I knew then that what he said was true. It was the biggest fist I ever saw though he was shorter in height than I was.
I said, ‘It is my wish, to go to Iolcos and gain a kingdom there. I shall do it without your help, my fat friend.’
I felt a fool to speak such words but my pride had got the better of me, I am afraid.
He took me by the shoulders and began to push me down the hill towards the encampment and I had to go.
‘Whether you like it or not,’ he said, ‘I shall take you to Iolcos. I have been told to do that and I shall obey the Mother. I have walked a long way from Tiryns to do this, and I shall not be thwarted by a yellow-haired fellow whose beard has only just started to grow. Keep walking, Diomedes, or I shall have to carry you back into camp.’
I did not dare disobey him then for he had a strange wild authority in his thick madman’s voice.
I said, ‘The Mother seems to choose some strange helpers. I would as soon pick a wild wolf as pick you. Tell me at least what your name is, if you have one; for, to be sure, you look to me like some fatherless thing that was found on the hill-side.’
He gave me a clout that sent me staggering forward a dozen paces before I could halt myself. I was so infuriated at this, I tried to pull out the sword, once more; but he was beside me holding both my arms to my sides without any effort.
‘In future,’ he said, ‘learn to keep your mouth shut unless you know your enemy. That is good Spartan advice, my friend. They told me you were learning to be a Spartan so you should know better!’
I gasped, ‘Who told you that?’
He gave me another push and said, ‘Never you mind, Bastard! I hear and see things that don’t concern anyone else. Now ask your question in the proper manner, Spartan-wise.’
Like a whipped lad I said meekly, ‘Name?’
He nodded and smiled. Then he said, ‘Heracles, or the Glory of Hera! It seems the old woman stuck her teat in my mouth when I was born. Perhaps you haven’t heard, but I was born with teeth complete. They say I nearly bit her nipple off—but that’s just a way of speaking. Anyway she seemed to take a liking to me after that and gave me my name. Women are strange; you can’t account for their tastes!’
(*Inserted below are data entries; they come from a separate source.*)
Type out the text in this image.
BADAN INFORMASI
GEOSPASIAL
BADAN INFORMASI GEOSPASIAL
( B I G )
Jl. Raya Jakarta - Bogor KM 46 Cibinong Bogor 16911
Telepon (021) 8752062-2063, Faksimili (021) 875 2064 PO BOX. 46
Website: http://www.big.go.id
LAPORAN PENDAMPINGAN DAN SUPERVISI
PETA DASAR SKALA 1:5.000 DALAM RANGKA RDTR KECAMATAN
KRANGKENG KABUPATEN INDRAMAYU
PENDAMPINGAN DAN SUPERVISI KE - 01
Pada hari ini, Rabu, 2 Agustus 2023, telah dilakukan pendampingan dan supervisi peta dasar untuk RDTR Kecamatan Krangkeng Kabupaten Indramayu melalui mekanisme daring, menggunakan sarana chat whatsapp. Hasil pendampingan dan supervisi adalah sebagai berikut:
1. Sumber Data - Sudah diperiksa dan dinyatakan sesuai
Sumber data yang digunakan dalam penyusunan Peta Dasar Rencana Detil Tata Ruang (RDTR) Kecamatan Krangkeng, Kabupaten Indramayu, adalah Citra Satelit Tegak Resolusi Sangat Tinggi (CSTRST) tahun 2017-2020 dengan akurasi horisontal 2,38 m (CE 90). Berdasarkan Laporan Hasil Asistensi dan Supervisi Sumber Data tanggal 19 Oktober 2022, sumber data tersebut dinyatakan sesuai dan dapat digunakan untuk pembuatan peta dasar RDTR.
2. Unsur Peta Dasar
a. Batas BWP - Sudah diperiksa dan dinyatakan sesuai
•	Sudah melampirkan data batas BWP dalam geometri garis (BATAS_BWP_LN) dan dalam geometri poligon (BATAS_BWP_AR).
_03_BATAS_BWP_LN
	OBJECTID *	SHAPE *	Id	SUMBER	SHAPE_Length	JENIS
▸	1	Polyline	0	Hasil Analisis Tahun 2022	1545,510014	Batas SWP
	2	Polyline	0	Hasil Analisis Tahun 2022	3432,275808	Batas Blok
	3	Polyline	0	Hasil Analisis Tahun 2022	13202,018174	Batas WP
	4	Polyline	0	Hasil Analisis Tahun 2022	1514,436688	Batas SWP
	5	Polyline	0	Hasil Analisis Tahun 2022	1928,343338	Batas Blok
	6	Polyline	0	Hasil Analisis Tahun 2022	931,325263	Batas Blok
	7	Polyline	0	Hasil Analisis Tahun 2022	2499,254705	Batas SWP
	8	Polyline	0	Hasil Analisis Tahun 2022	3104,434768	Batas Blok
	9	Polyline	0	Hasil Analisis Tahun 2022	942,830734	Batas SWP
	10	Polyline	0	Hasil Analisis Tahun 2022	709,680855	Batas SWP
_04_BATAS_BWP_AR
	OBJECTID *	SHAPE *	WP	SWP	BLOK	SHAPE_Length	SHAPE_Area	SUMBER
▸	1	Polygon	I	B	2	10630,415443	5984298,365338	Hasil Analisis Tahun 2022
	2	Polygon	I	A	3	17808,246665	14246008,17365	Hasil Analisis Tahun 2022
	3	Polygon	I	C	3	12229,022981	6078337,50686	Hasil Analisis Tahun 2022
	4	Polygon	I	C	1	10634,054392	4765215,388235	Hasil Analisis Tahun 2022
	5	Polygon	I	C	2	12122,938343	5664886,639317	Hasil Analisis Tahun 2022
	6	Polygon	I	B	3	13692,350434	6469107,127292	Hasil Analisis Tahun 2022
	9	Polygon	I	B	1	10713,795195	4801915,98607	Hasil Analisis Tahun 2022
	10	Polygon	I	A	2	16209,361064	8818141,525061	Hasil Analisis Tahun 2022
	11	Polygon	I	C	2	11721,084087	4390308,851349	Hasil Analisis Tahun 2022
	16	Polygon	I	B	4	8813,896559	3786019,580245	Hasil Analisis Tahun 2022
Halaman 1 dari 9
I glanced at his own curious dress and said, ‘You seem to like women by the way you clothe yourself, Heracles.’
To my surprise he did not take the insult or even offer to hit me. Instead he nodded and said, ‘Yes, Bastard, I do. Sometimes I even feel like a woman myself. It’s very strange.’
And that was how I came to meet Heracles, who was said later to be the strongest man in the world. But you can’t believe all you hear. They used to say I was the craftiest one, but I can tell you honestly I had a lot of luck. Most of my tricks came to me on the spur of the moment, as though Mother Hera put them into my mind. I’d never have thought them out myself.
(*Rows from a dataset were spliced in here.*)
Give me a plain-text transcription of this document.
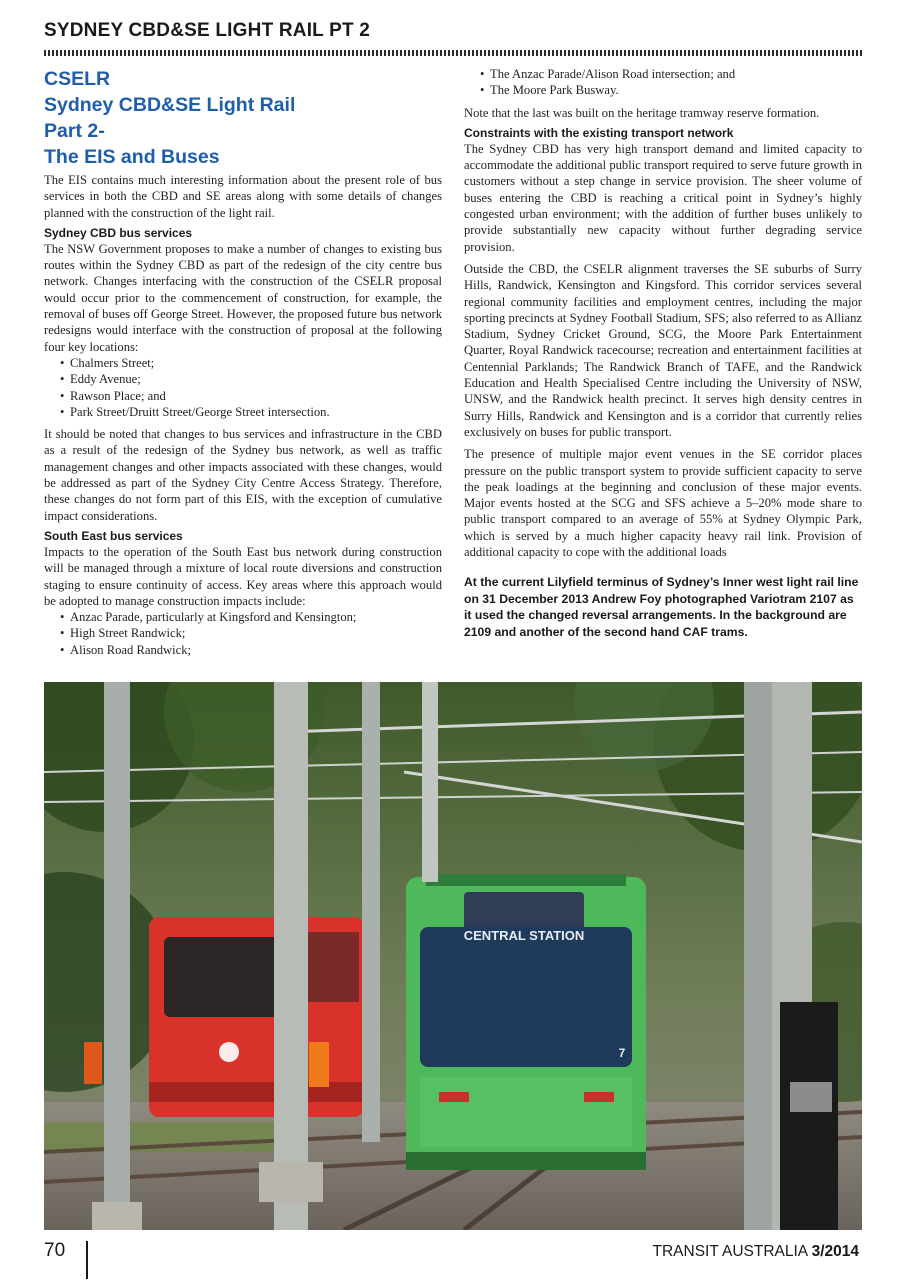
SYDNEY CBD&SE LIGHT RAIL PT 2
CSELR
Sydney CBD&SE Light Rail
Part 2-
The EIS and Buses

The EIS contains much interesting information about the present role of bus services in both the CBD and SE areas along with some details of changes planned with the construction of the light rail.

Sydney CBD bus services

The NSW Government proposes to make a number of changes to existing bus routes within the Sydney CBD as part of the redesign of the city centre bus network. Changes interfacing with the construction of the CSELR proposal would occur prior to the commencement of construction, for example, the removal of buses off George Street. However, the proposed future bus network redesigns would interface with the construction of proposal at the following four key locations:

• Chalmers Street;
• Eddy Avenue;
• Rawson Place; and
• Park Street/Druitt Street/George Street intersection.

It should be noted that changes to bus services and infrastructure in the CBD as a result of the redesign of the Sydney bus network, as well as traffic management changes and other impacts associated with these changes, would be addressed as part of the Sydney City Centre Access Strategy. Therefore, these changes do not form part of this EIS, with the exception of cumulative impact considerations.

South East bus services

Impacts to the operation of the South East bus network during construction will be managed through a mixture of local route diversions and construction staging to ensure continuity of access. Key areas where this approach would be adopted to manage construction impacts include:

• Anzac Parade, particularly at Kingsford and Kensington;
• High Street Randwick;
• Alison Road Randwick;
• The Anzac Parade/Alison Road intersection; and
• The Moore Park Busway.

Note that the last was built on the heritage tramway reserve formation.

Constraints with the existing transport network

The Sydney CBD has very high transport demand and limited capacity to accommodate the additional public transport required to serve future growth in customers without a step change in service provision. The sheer volume of buses entering the CBD is reaching a critical point in Sydney’s highly congested urban environment; with the addition of further buses unlikely to provide substantially new capacity without further degrading service provision.

Outside the CBD, the CSELR alignment traverses the SE suburbs of Surry Hills, Randwick, Kensington and Kingsford. This corridor services several regional community facilities and employment centres, including the major sporting precincts at Sydney Football Stadium, SFS; also referred to as Allianz Stadium, Sydney Cricket Ground, SCG, the Moore Park Entertainment Quarter, Royal Randwick racecourse; recreation and entertainment facilities at Centennial Parklands; The Randwick Branch of TAFE, and the Randwick Education and Health Specialised Centre including the University of NSW, UNSW, and the Randwick health precinct. It serves high density centres in Surry Hills, Randwick and Kensington and is a corridor that currently relies exclusively on buses for public transport.

The presence of multiple major event venues in the SE corridor places pressure on the public transport system to provide sufficient capacity to serve the peak loadings at the beginning and conclusion of these major events. Major events hosted at the SCG and SFS achieve a 5–20% mode share to public transport compared to an average of 55% at Sydney Olympic Park, which is served by a much higher capacity heavy rail link. Provision of additional capacity to cope with the additional loads

At the current Lilyfield terminus of Sydney’s Inner west light rail line on 31 December 2013 Andrew Foy photographed Variotram 2107 as it used the changed reversal arrangements. In the background are 2109 and another of the second hand CAF trams.
CENTRAL STATION
7
70	TRANSIT AUSTRALIA 3/2014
Indeed if I had my time again, to control my life according to reason and serious thought, I should have acted very differently. I should, for instance, have kept away from women. I get on better with men, with warriors. What’s more, I should never have sailed a ship. I hate the sea! I am always sick! Nor should I have tried for a kingdom. I’d have been much happier on the horse farm with Cheiron. A horse-breeder, a herdsman.